I am trying to create a subclass of VScroll control and intercepting the WM_VSCROLL message to do some stuff. On msdn, and countless articles/forums, WM_VSCROLL is supposed to be 0x115, even in the windows header file that’s what it is. However waiting on 0x115 doesn’t bring anything. I realized it’s coming through as 0x2115 instead, even this article is using it as 0x2115. Any reason/explanation as to why it’s coming as 0x2115 instead? Is it because it’s a WinForms control?
Thanks
Yes, this is pretty standard in Windows GUI class libraries, Winforms is no exception. The native Windows control, ScrollBar in your case, send notifications to their parent. After all, they were designed to make their parent act on the notification, not themselves. Or in other words, you expect the parent window to scroll.
That however is not very compatible with the notion of a control class whose behavior you can modify by overriding its message handling and generation.
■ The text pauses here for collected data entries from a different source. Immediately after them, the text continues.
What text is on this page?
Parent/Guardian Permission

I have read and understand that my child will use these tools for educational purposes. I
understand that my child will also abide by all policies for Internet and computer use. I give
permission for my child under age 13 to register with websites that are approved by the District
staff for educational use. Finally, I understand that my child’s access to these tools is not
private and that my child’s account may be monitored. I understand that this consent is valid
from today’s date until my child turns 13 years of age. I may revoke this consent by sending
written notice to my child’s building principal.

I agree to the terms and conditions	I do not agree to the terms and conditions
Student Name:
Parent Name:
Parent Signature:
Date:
Or for that matter the idea of events in .NET, anybody can subscribe to the Scroll event, not just the parent.
That buys a lot of goodness, but something must be done to get the WM_VSCROLL message from the parent back to the control. Which is what the Winforms plumbing takes care of. It sends the message back but alters the message number to indicate that it was a reflected message, not the original. It adds 0x2000. The value of the (fake) WM_REFLECT message in the Winforms source code.